I mean to go to bed just now, but I came to check out a 3 mile route (yes, I know I should have that one down by now) and I got distracted...or focused. My half-marathon was on Saturday. I just read a great feature in the most recent Runner's World. And in my photos, I actually look like an athlete-like a runner, kinda. So, I am inspired. And even though the half was ROUGH, I still like running.
First of all, the half was rough. I did 11.some miles two weeks before the race and while it was darn hot out that morning, it was a really good run. That being said, two days later I woke up and did 5 miles, went about my day-to-day, and on my way home that evening I crashed on my bicycle. Now, listen...a million reasons later, I still haven't figured out what exactly caused me to lose control, but I have given this much thought (after lying in the ER and spending quite a few hours at dentists and just lying around-in general). My conclusion is this-I completely took for-granted that I was absolutely, without a doubt dehydrated from my two hard runs and then did my normal life, had some adult beverages, I go too fast on my bike and I don't always make the biking my #1 priority. So, I crashed. I had 2 CT Scans of different parts of my head. I had about 12 x-rays done in 24 hours. But, I am ok. Physically, I am ok. I cried myself to sleep that first night. I may not have cried since. But, I am ok.
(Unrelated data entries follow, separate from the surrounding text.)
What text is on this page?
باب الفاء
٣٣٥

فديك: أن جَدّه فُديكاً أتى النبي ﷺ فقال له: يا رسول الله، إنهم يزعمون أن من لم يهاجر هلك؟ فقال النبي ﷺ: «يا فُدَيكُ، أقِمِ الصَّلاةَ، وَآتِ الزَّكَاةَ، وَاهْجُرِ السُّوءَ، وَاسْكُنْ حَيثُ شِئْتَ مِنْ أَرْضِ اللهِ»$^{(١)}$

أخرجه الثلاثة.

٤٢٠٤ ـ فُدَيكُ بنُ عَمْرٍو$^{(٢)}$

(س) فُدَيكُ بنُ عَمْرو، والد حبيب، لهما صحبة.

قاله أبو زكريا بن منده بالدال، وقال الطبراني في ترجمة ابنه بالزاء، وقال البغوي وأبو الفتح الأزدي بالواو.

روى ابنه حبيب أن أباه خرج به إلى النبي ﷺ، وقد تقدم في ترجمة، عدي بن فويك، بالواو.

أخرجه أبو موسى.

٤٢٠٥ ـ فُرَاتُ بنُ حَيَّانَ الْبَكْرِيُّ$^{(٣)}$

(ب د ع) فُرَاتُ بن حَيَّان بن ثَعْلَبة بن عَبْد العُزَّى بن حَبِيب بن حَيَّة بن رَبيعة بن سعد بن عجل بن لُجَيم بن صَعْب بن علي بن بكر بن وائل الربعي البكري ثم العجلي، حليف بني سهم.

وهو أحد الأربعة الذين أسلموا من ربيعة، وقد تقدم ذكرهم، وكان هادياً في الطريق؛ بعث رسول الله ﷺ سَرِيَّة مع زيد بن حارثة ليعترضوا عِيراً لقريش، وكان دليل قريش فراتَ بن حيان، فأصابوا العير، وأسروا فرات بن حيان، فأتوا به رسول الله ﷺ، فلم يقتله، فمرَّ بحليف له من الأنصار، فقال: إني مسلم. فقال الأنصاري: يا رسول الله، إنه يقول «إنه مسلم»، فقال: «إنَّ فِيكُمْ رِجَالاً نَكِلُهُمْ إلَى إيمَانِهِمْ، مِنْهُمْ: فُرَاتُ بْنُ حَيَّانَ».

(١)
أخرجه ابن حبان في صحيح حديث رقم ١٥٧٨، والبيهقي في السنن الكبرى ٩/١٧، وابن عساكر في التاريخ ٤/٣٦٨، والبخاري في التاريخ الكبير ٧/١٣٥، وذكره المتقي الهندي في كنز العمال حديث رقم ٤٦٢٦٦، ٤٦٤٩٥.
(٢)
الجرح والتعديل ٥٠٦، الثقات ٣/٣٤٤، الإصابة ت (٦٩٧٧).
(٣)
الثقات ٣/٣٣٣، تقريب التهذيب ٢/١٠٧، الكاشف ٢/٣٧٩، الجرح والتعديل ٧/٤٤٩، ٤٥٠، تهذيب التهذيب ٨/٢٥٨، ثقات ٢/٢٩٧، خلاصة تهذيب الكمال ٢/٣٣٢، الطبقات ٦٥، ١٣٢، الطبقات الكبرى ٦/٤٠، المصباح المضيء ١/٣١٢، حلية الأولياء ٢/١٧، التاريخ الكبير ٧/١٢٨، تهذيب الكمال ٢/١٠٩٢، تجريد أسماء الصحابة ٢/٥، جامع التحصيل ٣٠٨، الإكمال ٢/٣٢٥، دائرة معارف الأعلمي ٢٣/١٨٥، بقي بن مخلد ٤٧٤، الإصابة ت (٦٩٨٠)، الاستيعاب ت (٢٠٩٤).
So, approximately 12 days before my race, I have to put my training on hold. I did not run again until 7 full days later. That next Tuesday morning, I woke up and did 4.5 miles. It was ok. I felt alright. So, I decided to still do the race. I thought it maybe would just be like a taper. So, I rested the remainder of the week and got up Saturday morning (naturally, not giving myself adequate morning time) and headed to the start line.
I got there-to the Memorial Union here in Madison and felt kinda like I was home. Like a home I haven't spent much time at lately, but nonetheless, like I was home. And as I made my way through the masses to find my pace group...I felt so many emotions rush by me. I felt excited. I hardly felt focused. I was a little cold. But I think the most difficult part was that I felt absolutely, completely 100% alone. My training buddy was back in the pack somewhere. A woman I know pretty well was ahead of me. I had no spectators wishing me well at the start line. It was lonely. And here's where I pause (in real time) and think, "wow, duh..running isn't about the other people. why do i run? its about me. it is about finding yourself and doing your thing." Anyway, the start happened and I struggled, mentally, for the next hour and forty-seven minutes trying to find myself out there on that course.
There were highs and lows. At one point I felt great. At another, I felt some tears running down my face. Why couldn't I focus? Why did I feel so alone? Why did I crash? Why did it hurt? Needless to say, the race went on. The day went on. I found myself working endlessly to be in a "good" place and while I struggled, I think that day I found something out about myself. I am strong. I can do it. I don't need anyone else to get what I want. Literally, I might feel like stopping (like walking) but I kept moving forward. What else can you truly do, in running-or in life, but to keep moving yourself forward. That is really all there is.
And hey, I still like running...so tomorrow, I am back at it.